HORSKH Après quelques concerts en 2010 et un stand by de 2 ans, Horskh revient avec des nouveaux morceaux mixés et masterisés par Sam Munnier (Carbon Airways, 2methylbulbe1ol, Audiopulse...) pour une sortie de EP en Octobre 2014 sur le label Audiotrauma. Ils mèlent des influences tels que Combichrist, Gesaffelstein, ou Ministry alors qu’en live, le batteur apporte un souffle énergique et percutant aux compositions électroniques et dance floor. En effet les 2 musiciens sont issus de la scène rock/métal/hardcore (Jack and the bearded fishermen, Black Code, Run of lava) et n’hésitent pas à exploiter leurs influences pour plus de dynamique et de puissance.

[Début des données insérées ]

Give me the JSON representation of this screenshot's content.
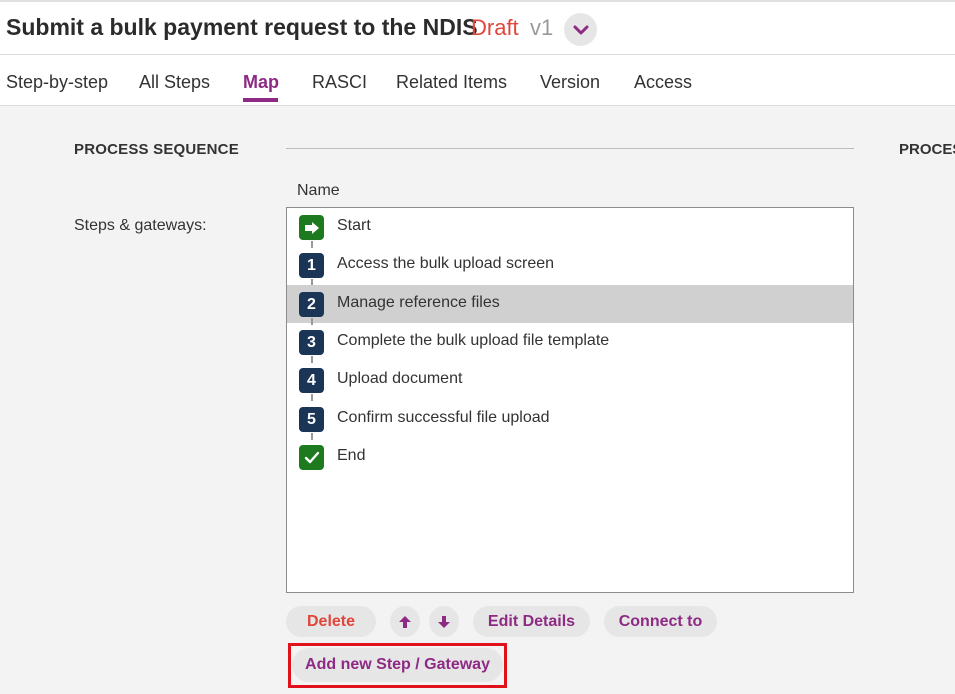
{
  "header": {
    "title": "Submit a bulk payment request to the NDIS",
    "status": "Draft",
    "version": "v1",
    "expand_icon": "chevron-down-icon",
    "accent_color": "#8e2a84",
    "status_color": "#e0463b"
  },
  "tabs": [
    {
      "label": "Step-by-step"
    },
    {
      "label": "All Steps"
    },
    {
      "label": "Map",
      "active": true
    },
    {
      "label": "RASCI"
    },
    {
      "label": "Related Items"
    },
    {
      "label": "Version"
    },
    {
      "label": "Access"
    }
  ],
  "section": {
    "title": "PROCESS SEQUENCE",
    "right_title": "PROCES",
    "column_header": "Name",
    "field_label": "Steps & gateways:"
  },
  "steps": [
    {
      "badge": "",
      "label": "Start",
      "type": "start",
      "icon": "arrow-right-icon"
    },
    {
      "badge": "1",
      "label": "Access the bulk upload screen",
      "type": "step"
    },
    {
      "badge": "2",
      "label": "Manage reference files",
      "type": "step",
      "selected": true
    },
    {
      "badge": "3",
      "label": "Complete the bulk upload file template",
      "type": "step"
    },
    {
      "badge": "4",
      "label": "Upload document",
      "type": "step"
    },
    {
      "badge": "5",
      "label": "Confirm successful file upload",
      "type": "step"
    },
    {
      "badge": "",
      "label": "End",
      "type": "end",
      "icon": "check-icon"
    }
  ],
  "actions": {
    "delete": "Delete",
    "move_up_icon": "arrow-up-icon",
    "move_down_icon": "arrow-down-icon",
    "edit": "Edit Details",
    "connect": "Connect to",
    "add": "Add new Step / Gateway"
  }
}
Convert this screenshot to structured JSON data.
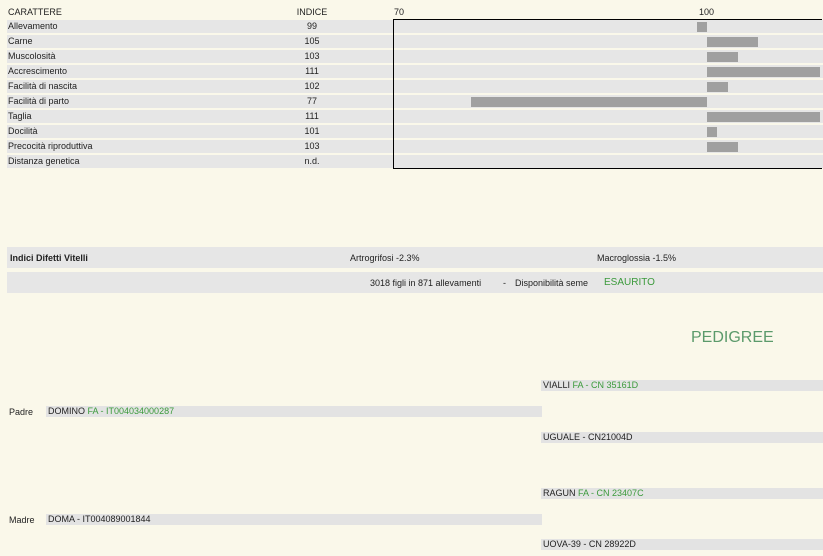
{
  "header": {
    "col_trait": "CARATTERE",
    "col_index": "INDICE",
    "scale_min": "70",
    "scale_mid": "100"
  },
  "chart_data": {
    "type": "bar",
    "baseline": 100,
    "xlim": [
      70,
      111
    ],
    "categories": [
      "Allevamento",
      "Carne",
      "Muscolosità",
      "Accrescimento",
      "Facilità di nascita",
      "Facilità di parto",
      "Taglia",
      "Docilità",
      "Precocità riproduttiva",
      "Distanza genetica"
    ],
    "values": [
      99,
      105,
      103,
      111,
      102,
      77,
      111,
      101,
      103,
      null
    ],
    "labels": [
      "99",
      "105",
      "103",
      "111",
      "102",
      "77",
      "111",
      "101",
      "103",
      "n.d."
    ]
  },
  "defects": {
    "title": "Indici Difetti Vitelli",
    "artro": "Artrogrifosi -2.3%",
    "macro": "Macroglossia -1.5%"
  },
  "summary": {
    "text": "3018 figli in 871 allevamenti",
    "sep": "-",
    "avail_label": "Disponibilità seme",
    "avail_value": "ESAURITO"
  },
  "pedigree": {
    "title": "PEDIGREE",
    "sire_label": "Padre",
    "sire_name": "DOMINO",
    "sire_code": "FA - IT004034000287",
    "dam_label": "Madre",
    "dam_name": "DOMA - IT004089001844",
    "gs1_name": "VIALLI",
    "gs1_code": "FA - CN 35161D",
    "gd1": "UGUALE - CN21004D",
    "gs2_name": "RAGUN",
    "gs2_code": "FA - CN 23407C",
    "gd2": "UOVA-39 - CN 28922D"
  }
}
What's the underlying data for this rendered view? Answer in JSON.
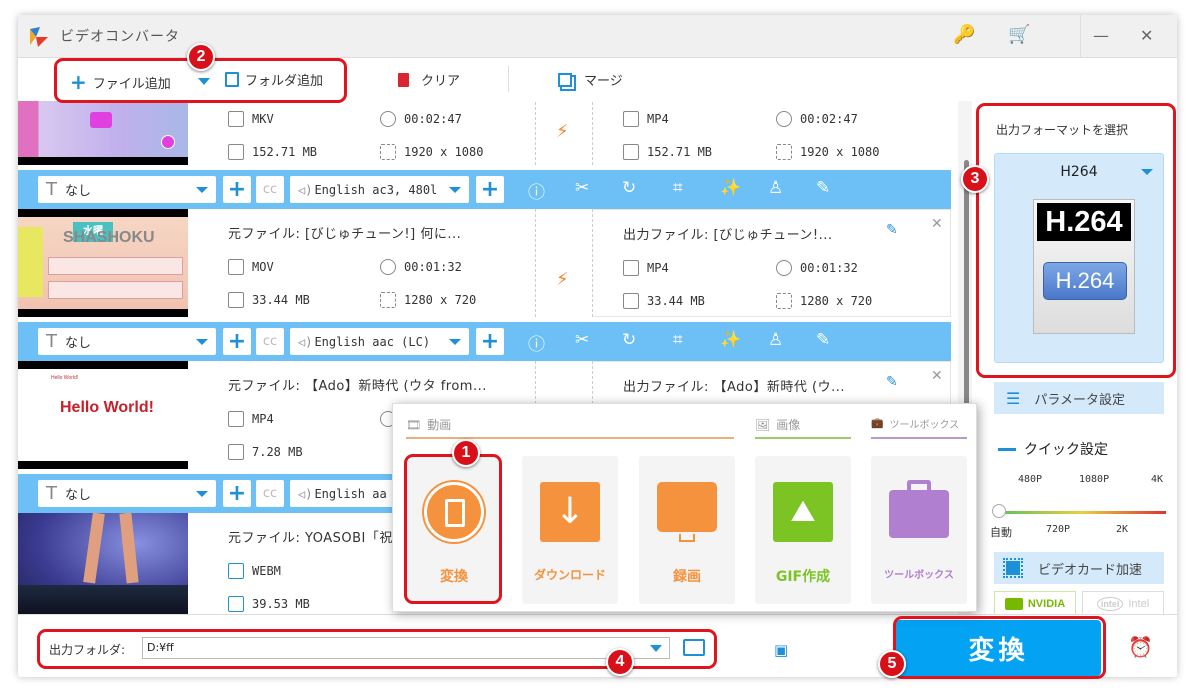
{
  "window": {
    "title": "ビデオコンバータ"
  },
  "titlebar": {
    "key_icon": "🔑",
    "cart_icon": "🛒",
    "minimize": "—",
    "close": "✕"
  },
  "toolbar": {
    "add_file": "ファイル追加",
    "add_folder": "フォルダ追加",
    "clear": "クリア",
    "merge": "マージ"
  },
  "files": [
    {
      "source_title": "",
      "source_format": "MKV",
      "source_duration": "00:02:47",
      "source_size": "152.71 MB",
      "source_resolution": "1920 x 1080",
      "output_title": "",
      "output_format": "MP4",
      "output_duration": "00:02:47",
      "output_size": "152.71 MB",
      "output_resolution": "1920 x 1080",
      "subtitle": "なし",
      "audio": "English ac3, 480l"
    },
    {
      "source_title": "元ファイル: [びじゅチューン!] 何に...",
      "source_format": "MOV",
      "source_duration": "00:01:32",
      "source_size": "33.44 MB",
      "source_resolution": "1280 x 720",
      "output_title": "出力ファイル: [びじゅチューン!...",
      "output_format": "MP4",
      "output_duration": "00:01:32",
      "output_size": "33.44 MB",
      "output_resolution": "1280 x 720",
      "subtitle": "なし",
      "audio": "English aac (LC)"
    },
    {
      "source_title": "元ファイル: 【Ado】新時代 (ウタ from...",
      "source_format": "MP4",
      "source_duration": "",
      "source_size": "7.28 MB",
      "source_resolution": "",
      "output_title": "出力ファイル: 【Ado】新時代 (ウ...",
      "thumb_text_small": "Hello World!",
      "thumb_text_big": "Hello World!",
      "subtitle": "なし",
      "audio": "English aa"
    },
    {
      "source_title": "元ファイル: YOASOBI「祝",
      "source_format": "WEBM",
      "source_size": "39.53 MB"
    }
  ],
  "popup": {
    "categories": {
      "video": "動画",
      "image": "画像",
      "toolbox": "ツールボックス"
    },
    "tiles": [
      {
        "label": "変換",
        "color": "#f5923e"
      },
      {
        "label": "ダウンロード",
        "color": "#f5923e"
      },
      {
        "label": "録画",
        "color": "#f5923e"
      },
      {
        "label": "GIF作成",
        "color": "#7cc424"
      },
      {
        "label": "ツールボックス",
        "color": "#b07fd0"
      }
    ]
  },
  "right_panel": {
    "format_label": "出力フォーマットを選択",
    "format_name": "H264",
    "format_icon_text": "H.264",
    "param_settings": "パラメータ設定",
    "quick_settings": "クイック設定",
    "slider_top_labels": [
      "480P",
      "1080P",
      "4K"
    ],
    "slider_bottom_labels": [
      "自動",
      "720P",
      "2K"
    ],
    "slider_value": "自動",
    "gpu_accel": "ビデオカード加速",
    "nvidia": "NVIDIA",
    "intel": "Intel"
  },
  "bottom": {
    "output_folder_label": "出力フォルダ:",
    "output_folder_value": "D:¥ff",
    "convert_button": "変換"
  },
  "annotations": [
    "1",
    "2",
    "3",
    "4",
    "5"
  ],
  "colors": {
    "accent": "#04a2f3",
    "bar": "#6cc0f5",
    "annotation": "#e0141e",
    "orange": "#f5923e"
  }
}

HOLOGRAM_ Le spectre de l’épouvante est proche lorsque la construction labyrinthique n’indique plus de lieu, sinon le sans issu. Cette perte de sens construit une architecture sonore, dans laquelle la perception s’abandonne. La transe révèle souvent cet état d’abandon, mais nous sommes avec Martin Delisle, sur des fondamentaux d’un rock puissant et une recherche de laboratoire de sons disséqués. Les rythmes entêtants ont la magie du temps, celle qui n’est jamais métrique, mais organique. Une drôle de saveur intelligente révélant des images mentales, un cinéma de sons. On comprend rapidement que l’invention de cette matière provient d’une culture musicale éclectique, mais aussi d’un regard acéré sur le monde. Cette approche musicale infiniment contemporaine, laisse à imaginer toutes les démarches protéiformes de cet artiste, car il se pourrait bien que son monde ne l’entende pas que d’une oreille.